South America has natural resources and they are experiencing rapid growth in internet connectivity rates. The prices paid for the natural resources are regulated by the International Monetary Fund. The mechanisms to allow for economic growth involve market based prices of natural resources and efficiency in the distribution of agriculture. The region is experiencing a noticeable political shift away from something and toward something else.
Several countries in South America are prosecuting government officials in criminal courts. There have been high profile allegations against the Brazilian government for corruption in recent weeks. President Dilma Rousseff has been impeached and found guilty of financial crimes. Former President Luiz Lula da Silva has been charged with financial crimes. Former House Speaker Eduardo Cunha is facing criminal charges for financial crimes.
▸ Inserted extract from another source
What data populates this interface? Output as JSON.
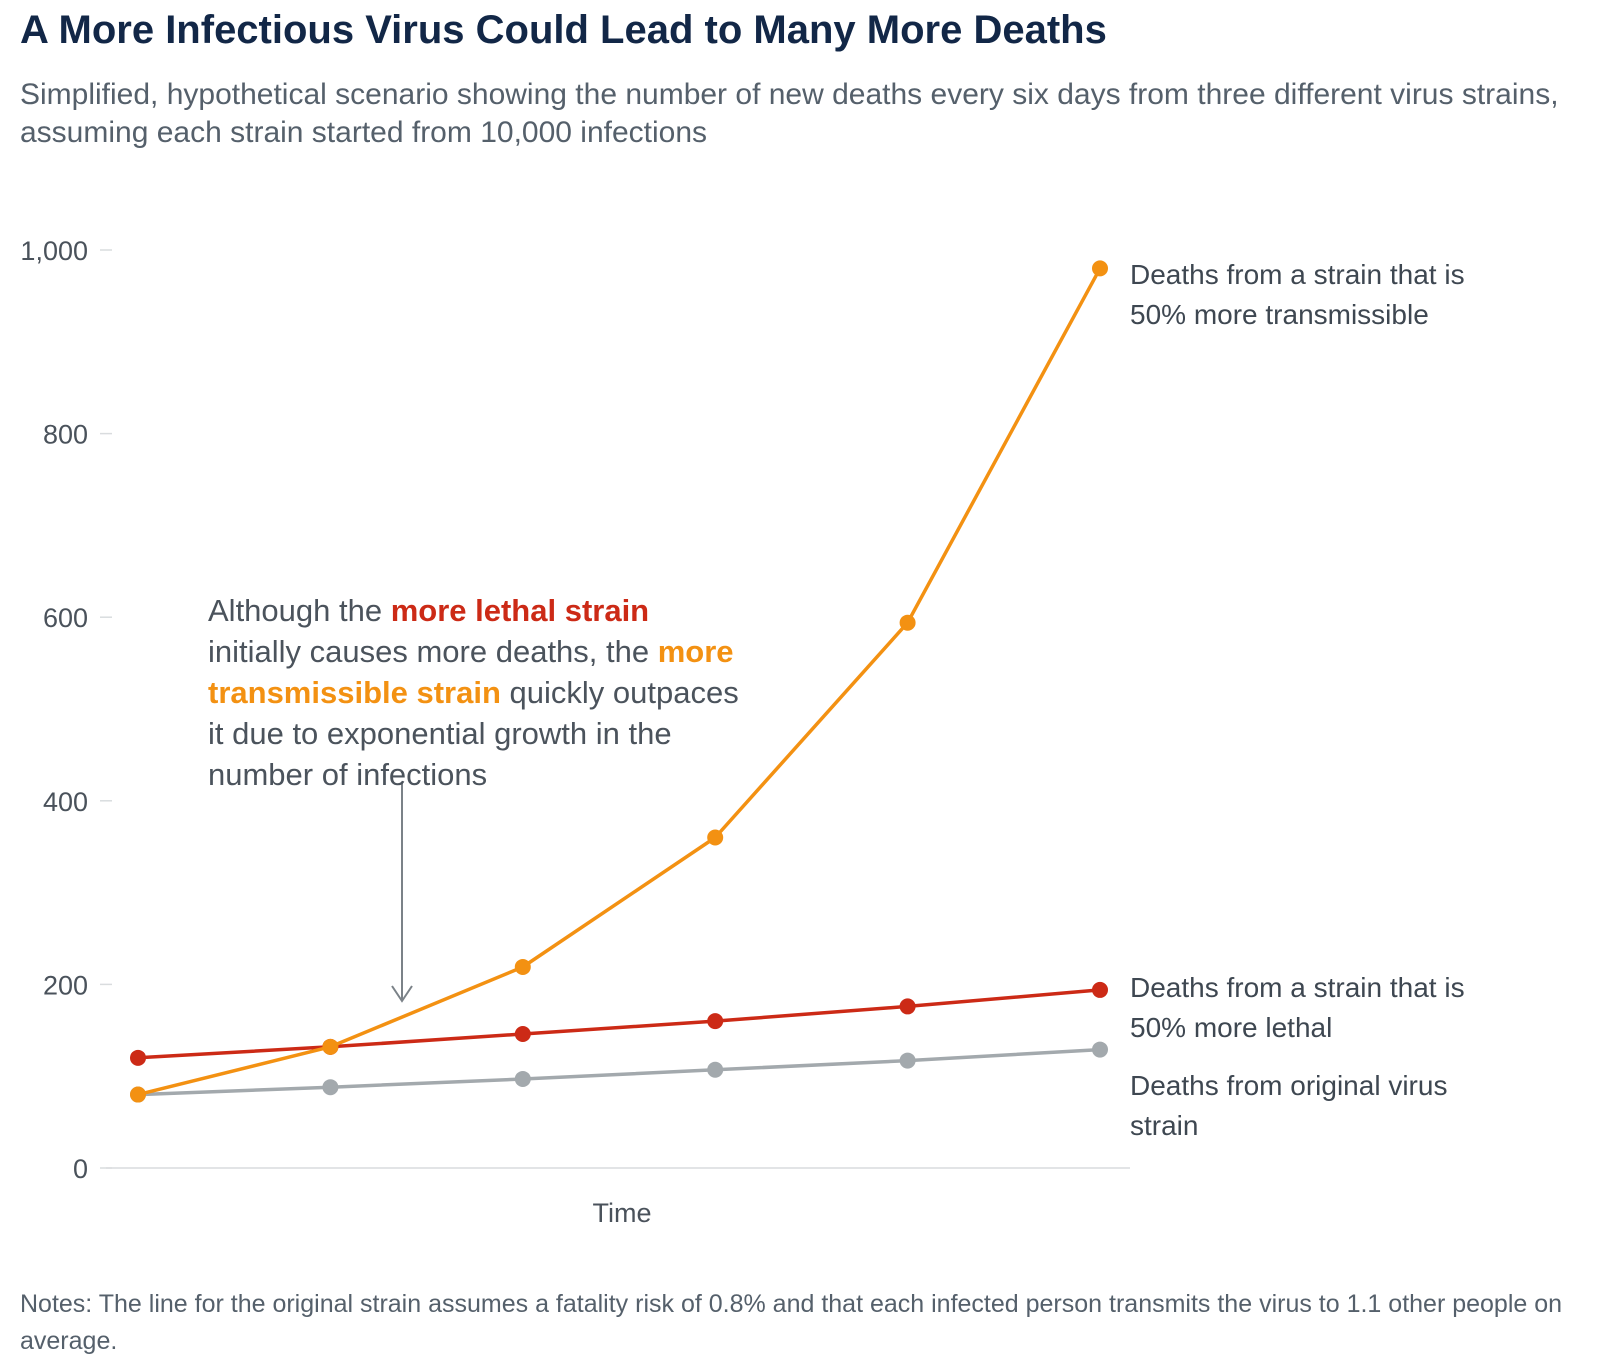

In Argentina Former President Cristina Kirchner is facing criminal charges for financial crimes. Chile is prosecuting former military officers for criminal behavior that is not financial in nature. The crimes in Chile were committed during the tenure of President Augusto Pinochet during the 1980s.
The trials in Brazil pertain to two sources of corruption including, (1) Peterobras which is the state-owned petroleum firm, and (2) Bolsa Familia, a 2003 government social welfare program from which funds have been siphoned. Former President Luiz Lula da Silva was the architect of Bolsa Familia and Former President Dilma Rousseff was at the time an aide to the Lula da Silva government. Brazil is a large country with a large economy and they would be greatly affected by slight changes in the commodities markets.
Additionally the Brazilian economy has seen fluctuating trade balances and decreasing exports. In 2011 Brazilian exports totaled $256b USD and imports totaled $226b USD. Brazilian net trade in 2011 was a $31b USD surplus. In 2012 Brazilian exports decreased to $243b USD while imports remained steady at $223b USD. Therefore from 2011 to 2012 Brazil enjoyed a lessened trade surplus. Brazil reported a trade surplus of $31b USD in 2011, $19b USD in 2012, and $3b USD in 2013. In 2014 Brazil reported a trade deficit of $4b USD and then in 2015 Brazil reported again a surplus of $19b USD. In 2015 Brazilian exports totaled $191b USD and imports totaled $172b USD.